Ayrıca hikayelerde hacılarla ilgili enteresan şeyler okursunuz ki o da hacca gidenlerin dünyevi zevklerden ve kaygılardan sıyrılmış olmasını beklerken tersi bir durum çıkar karşınıza…ve Chaucer’in hikayeleri de aynı bu hususa temas eder. O bakımdan ziyadesiyle şaşırtıcı ve zevklidirler.

Bunun yanında hikayelerin yazarı Geoffrey Chaucer kendisini ‘kitapsever bir münzevi’ olarak tanımlar. Utangaç bir kişiliğe sahip olduğu bilinse de vergi memurluğu, kraliyet mensupları hizmetkarlığı, askerlik, yargıçlık, parlamento üyeliği, gibi çoklu mesleklerden geçtiği için analiz yeteneği yüksek biri olarak kabul edilir ve bu durum hikayelere de yansır. Kendisi için ayrıca müstehcen şakalar yapan, nükteli esprilerin adamı da denir ki hikaye dizelerinde bunlara da rastlanır.

Kraliyet mensuplarıyla olan yakın ilişkiler diplomasi ve hitabet sanatında mahir olmasını sağlar. Floransa ve Cenova’ya yaptığı diplomatik ziyaretler, sanat ve edebiyat ve özellikle şiir algısının gelişmesinde etkili olur. Dante ve Boccaccio’yu okur. Zaten ‘Canterbury Hikayeleri’nde Eski Yunan ve Roma’ya değinen anlatılar okursunuz. Eseri Dante’nin İlahi Komedi’si ile eşdeğer kabul edilir. Sadece İngiliz Edebiyatı’nın değil İngiliz Mizah’ını da tesis etmiştir.
Haç yolcularının sadece erkek olduğunu düşünmeyin, heybetli ve dişli kadınlara da yer verilmiştir. Hatta ‘Gemici Hikayesi’ bir kadın hacı tarafından anlatılır.

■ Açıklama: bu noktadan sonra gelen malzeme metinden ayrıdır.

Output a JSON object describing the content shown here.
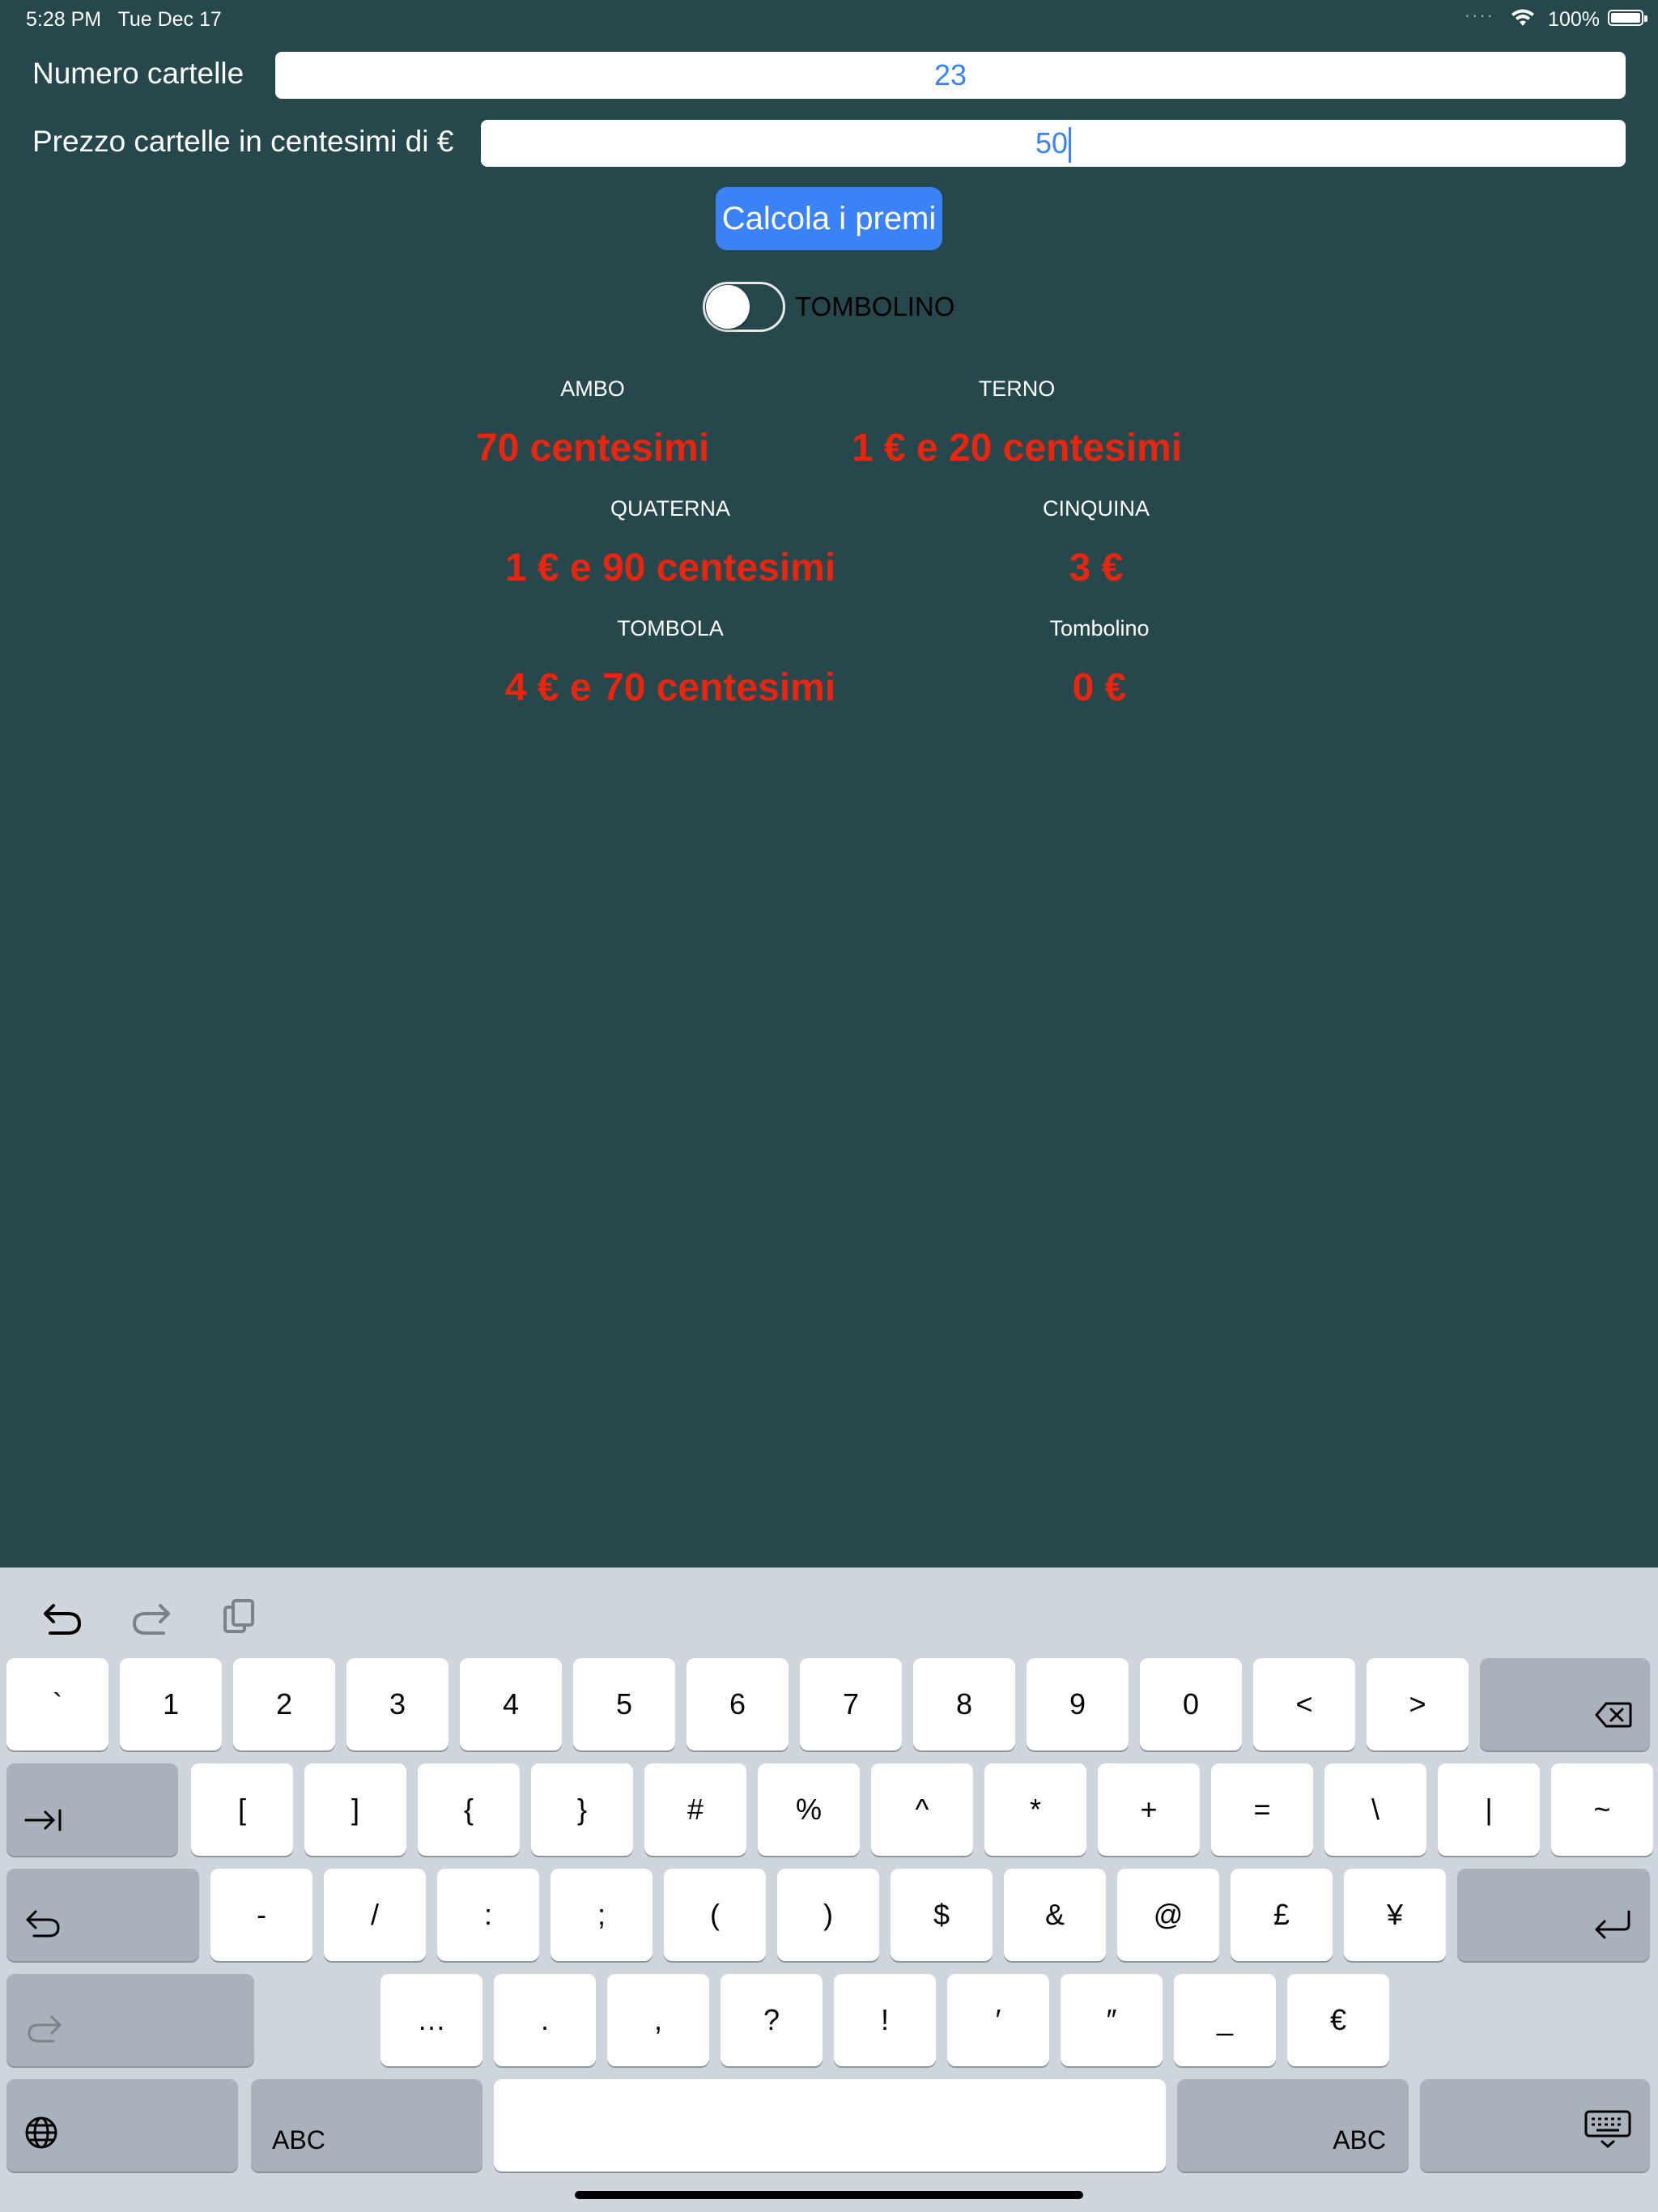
{
  "status": {
    "time": "5:28 PM",
    "date": "Tue Dec 17",
    "battery": "100%"
  },
  "form": {
    "numero_label": "Numero cartelle",
    "numero_value": "23",
    "prezzo_label": "Prezzo cartelle in centesimi di €",
    "prezzo_value": "50"
  },
  "calc_button": "Calcola i premi",
  "toggle": {
    "label": "TOMBOLINO",
    "on": false
  },
  "prizes": {
    "ambo": {
      "label": "AMBO",
      "value": "70 centesimi"
    },
    "terno": {
      "label": "TERNO",
      "value": "1 € e 20 centesimi"
    },
    "quaterna": {
      "label": "QUATERNA",
      "value": "1 € e 90 centesimi"
    },
    "cinquina": {
      "label": "CINQUINA",
      "value": "3 €"
    },
    "tombola": {
      "label": "TOMBOLA",
      "value": "4 € e 70 centesimi"
    },
    "tombolino": {
      "label": "Tombolino",
      "value": "0 €"
    }
  },
  "keyboard": {
    "row1": [
      "`",
      "1",
      "2",
      "3",
      "4",
      "5",
      "6",
      "7",
      "8",
      "9",
      "0",
      "<",
      ">"
    ],
    "row2": [
      "[",
      "]",
      "{",
      "}",
      "#",
      "%",
      "^",
      "*",
      "+",
      "=",
      "\\",
      "|",
      "~"
    ],
    "row3": [
      "-",
      "/",
      ":",
      ";",
      "(",
      ")",
      "$",
      "&",
      "@",
      "£",
      "¥"
    ],
    "row4": [
      "…",
      ".",
      ",",
      "?",
      "!",
      "′",
      "″",
      "_",
      "€"
    ],
    "abc_left": "ABC",
    "abc_right": "ABC"
  }
}
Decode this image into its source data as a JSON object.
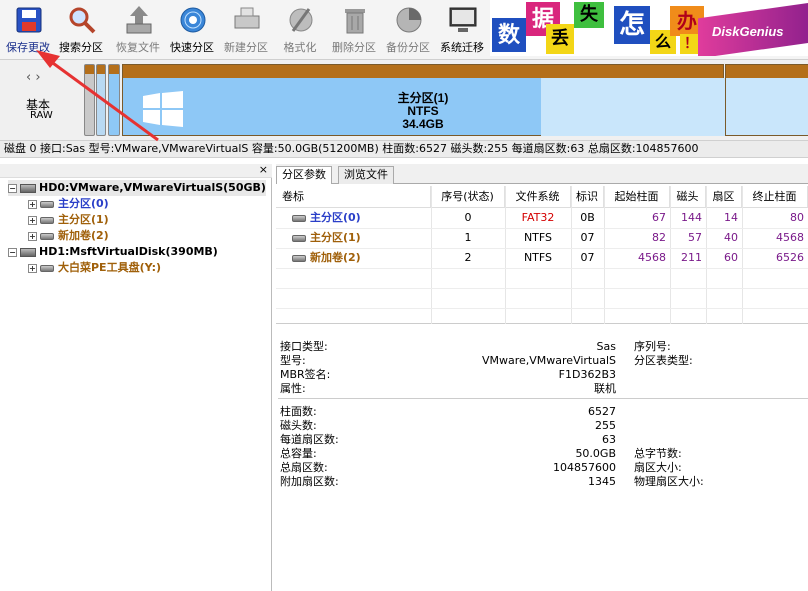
{
  "colors": {
    "toolbar_bg": "#f4f4f4",
    "partition_cap": "#b46f1a",
    "partition_fill": "#8ec8f6",
    "partition_free": "#c9e6fb",
    "label_blue": "#2a3fc8",
    "label_brown": "#a0600a",
    "number_purple": "#7a1a8a",
    "fat_red": "#d40000",
    "arrow_red": "#e63232"
  },
  "toolbar": {
    "items": [
      {
        "label": "保存更改",
        "icon": "save-disk-icon",
        "state": "active"
      },
      {
        "label": "搜索分区",
        "icon": "magnifier-icon",
        "state": "normal"
      },
      {
        "label": "恢复文件",
        "icon": "recover-files-icon",
        "state": "disabled"
      },
      {
        "label": "快速分区",
        "icon": "quick-partition-disc-icon",
        "state": "normal"
      },
      {
        "label": "新建分区",
        "icon": "new-partition-icon",
        "state": "disabled"
      },
      {
        "label": "格式化",
        "icon": "format-icon",
        "state": "disabled"
      },
      {
        "label": "删除分区",
        "icon": "trash-bin-icon",
        "state": "disabled"
      },
      {
        "label": "备份分区",
        "icon": "backup-icon",
        "state": "disabled"
      },
      {
        "label": "系统迁移",
        "icon": "system-migration-icon",
        "state": "normal"
      }
    ]
  },
  "banner": {
    "tiles": [
      "数",
      "据",
      "丢",
      "失",
      "怎",
      "么",
      "办",
      "！"
    ],
    "brand": "DiskGenius"
  },
  "diskmap": {
    "nav": "‹ ›",
    "disk_kind": "基本",
    "disk_format": "RAW",
    "partition_name": "主分区(1)",
    "partition_fs": "NTFS",
    "partition_size": "34.4GB"
  },
  "infobar": {
    "text": "磁盘 0 接口:Sas  型号:VMware,VMwareVirtualS  容量:50.0GB(51200MB)  柱面数:6527  磁头数:255  每道扇区数:63  总扇区数:104857600"
  },
  "tree": {
    "close": "×",
    "disks": [
      {
        "label": "HD0:VMware,VMwareVirtualS(50GB)",
        "expander": "−",
        "partitions": [
          {
            "label": "主分区(0)",
            "expander": "+",
            "color": "blue"
          },
          {
            "label": "主分区(1)",
            "expander": "+",
            "color": "brown"
          },
          {
            "label": "新加卷(2)",
            "expander": "+",
            "color": "brown"
          }
        ]
      },
      {
        "label": "HD1:MsftVirtualDisk(390MB)",
        "expander": "−",
        "partitions": [
          {
            "label": "大白菜PE工具盘(Y:)",
            "expander": "+",
            "color": "brown"
          }
        ]
      }
    ]
  },
  "tabs": [
    {
      "label": "分区参数",
      "active": true
    },
    {
      "label": "浏览文件",
      "active": false
    }
  ],
  "partition_table": {
    "columns": [
      "卷标",
      "序号(状态)",
      "文件系统",
      "标识",
      "起始柱面",
      "磁头",
      "扇区",
      "终止柱面"
    ],
    "rows": [
      {
        "name": "主分区(0)",
        "index": "0",
        "fs": "FAT32",
        "id": "0B",
        "start_cyl": "67",
        "head": "144",
        "sector": "14",
        "end_cyl": "80"
      },
      {
        "name": "主分区(1)",
        "index": "1",
        "fs": "NTFS",
        "id": "07",
        "start_cyl": "82",
        "head": "57",
        "sector": "40",
        "end_cyl": "4568"
      },
      {
        "name": "新加卷(2)",
        "index": "2",
        "fs": "NTFS",
        "id": "07",
        "start_cyl": "4568",
        "head": "211",
        "sector": "60",
        "end_cyl": "6526"
      }
    ]
  },
  "details": {
    "left": [
      {
        "label": "接口类型:",
        "value": "Sas"
      },
      {
        "label": "型号:",
        "value": "VMware,VMwareVirtualS"
      },
      {
        "label": "MBR签名:",
        "value": "F1D362B3"
      },
      {
        "label": "属性:",
        "value": "联机"
      }
    ],
    "right": [
      {
        "label": "序列号:"
      },
      {
        "label": "分区表类型:"
      }
    ],
    "geo": [
      {
        "label": "柱面数:",
        "value": "6527"
      },
      {
        "label": "磁头数:",
        "value": "255"
      },
      {
        "label": "每道扇区数:",
        "value": "63"
      },
      {
        "label": "总容量:",
        "value": "50.0GB"
      },
      {
        "label": "总扇区数:",
        "value": "104857600"
      },
      {
        "label": "附加扇区数:",
        "value": "1345"
      }
    ],
    "geo_right": [
      {
        "label": "总字节数:"
      },
      {
        "label": "扇区大小:"
      },
      {
        "label": "物理扇区大小:"
      }
    ]
  }
}
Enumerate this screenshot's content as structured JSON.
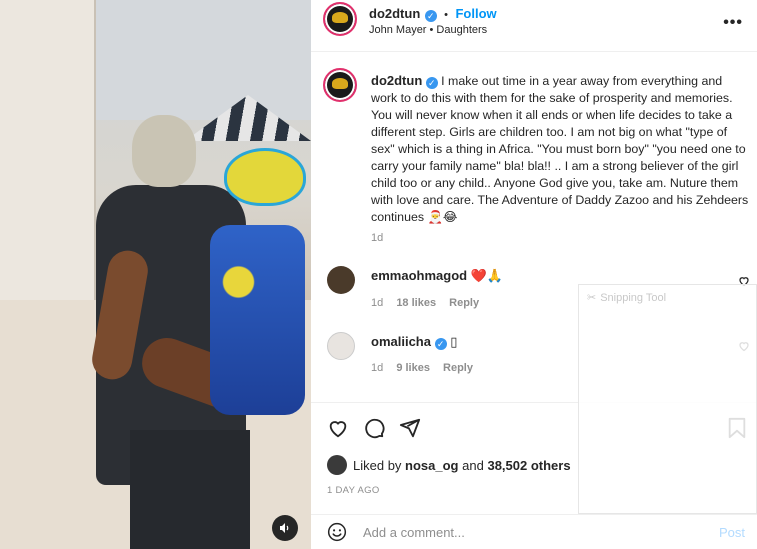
{
  "header": {
    "username": "do2dtun",
    "follow_label": "Follow",
    "dot": "•",
    "subtitle": "John Mayer • Daughters",
    "more_icon": "more-horizontal-icon"
  },
  "caption": {
    "username": "do2dtun",
    "text": "I make out time in a year away from everything and work to do this with them for the sake of prosperity and memories. You will never know when it all ends or when life decides to take a different step. Girls are children too. I am not big on what \"type of sex\" which is a thing in Africa. \"You must born boy\" \"you need one to carry your family name\" bla! bla!! .. I am a strong believer of the girl child too or any child.. Anyone God give you, take am. Nuture them with love and care. The Adventure of Daddy Zazoo and his Zehdeers continues 🎅😂",
    "time": "1d"
  },
  "comments": [
    {
      "username": "emmaohmagod",
      "text": "❤️🙏",
      "time": "1d",
      "likes": "18 likes",
      "reply": "Reply"
    },
    {
      "username": "omaliicha",
      "text": "▯",
      "time": "1d",
      "likes": "9 likes",
      "reply": "Reply"
    }
  ],
  "likes": {
    "liked_by": "Liked by",
    "user": "nosa_og",
    "and": "and",
    "others": "38,502 others"
  },
  "date": "1 DAY AGO",
  "add_comment": {
    "placeholder": "Add a comment...",
    "post_label": "Post"
  },
  "overlay": {
    "snipping_tool": "Snipping Tool"
  },
  "colors": {
    "accent": "#0095f6",
    "verified": "#3897f0",
    "heart": "#ed4956",
    "text": "#262626",
    "muted": "#8e8e8e"
  }
}
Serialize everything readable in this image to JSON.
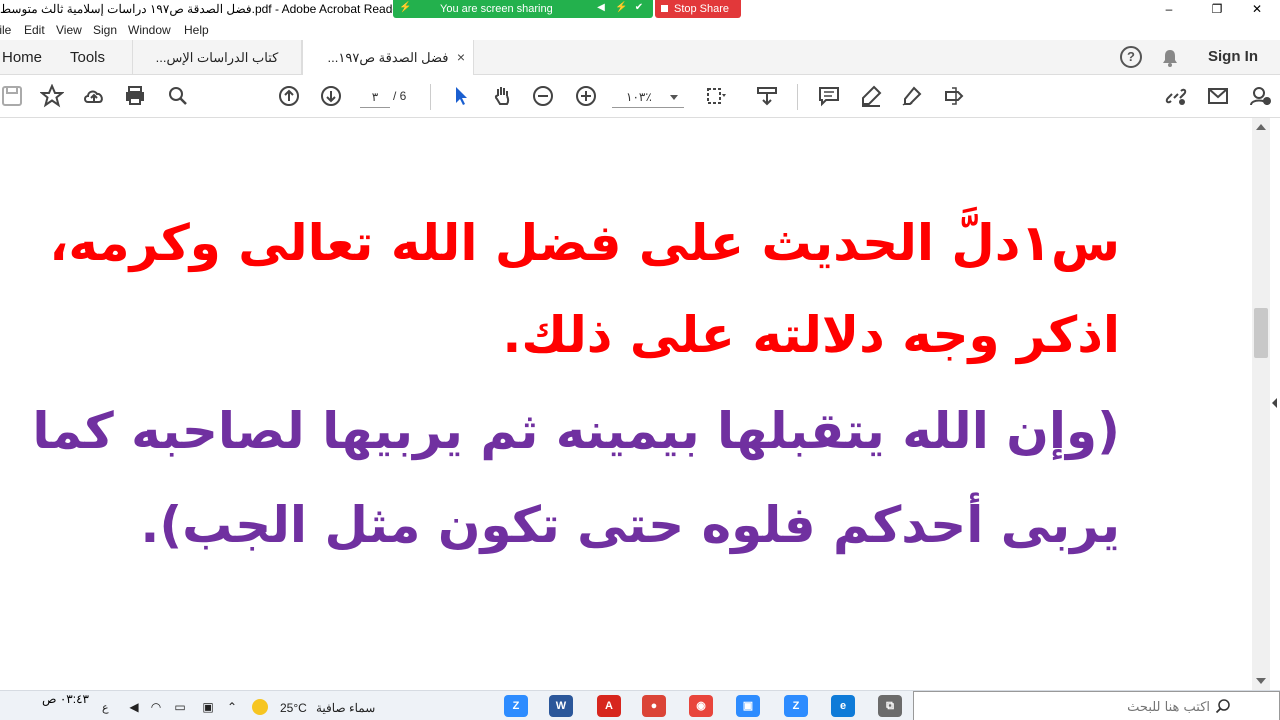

Ortaçağ yaşamına dair eşsiz kaynak niteliğindeki bu hikayeler Yapı Kredi Yayınları tarafından Türkçe’ye de kazandırılmıştır. Bu eserde hikayelerin yazarı Geoffrey Chaucer’in İngiliz Edebiyatı’nın Homeros’u, Goethe’si ve Shakespeare öncesi en büyük ozanı olarak anlatılır. O dönemde saray dili Fransızca, din dili Latince iken Chaucer dizelerinde sadece İngilizce kullanmıştır ve bu sebeple de edebiyatın babası olarak haklı sıfatı edinmiştir.

Bu haliyle Yusuf Has Hacib’in Kutadgu Bilig eserini hatırlatır adeta. Egemen dil Farsça olması ve Kuran dilinin Arapça olması sebebiyle popüler olmaları bu eserin Türkçe yazılmasını engellememiştir. Ayrıca bilgi, akıl, adalet, iyilik ve doğruluk gibi kavramlara değinmiş olması bakımından da benzerlik gösterir.

Son olarak…katedrale giderseniz öldürüldüğü yere bir mum dikilen Thomas Becket’in türbesini ziyaret ediniz. Söylentiye göre de bu katletme olayından sonra tövbe eden kral bu yapıyı Hristiyanlık’ın merkezi olarak yeniden inşa ettirdi.
Ayrıntılarla kıymetli büyük batı, incil ve mucize pencerelerini sakin görmeden çıkmayın!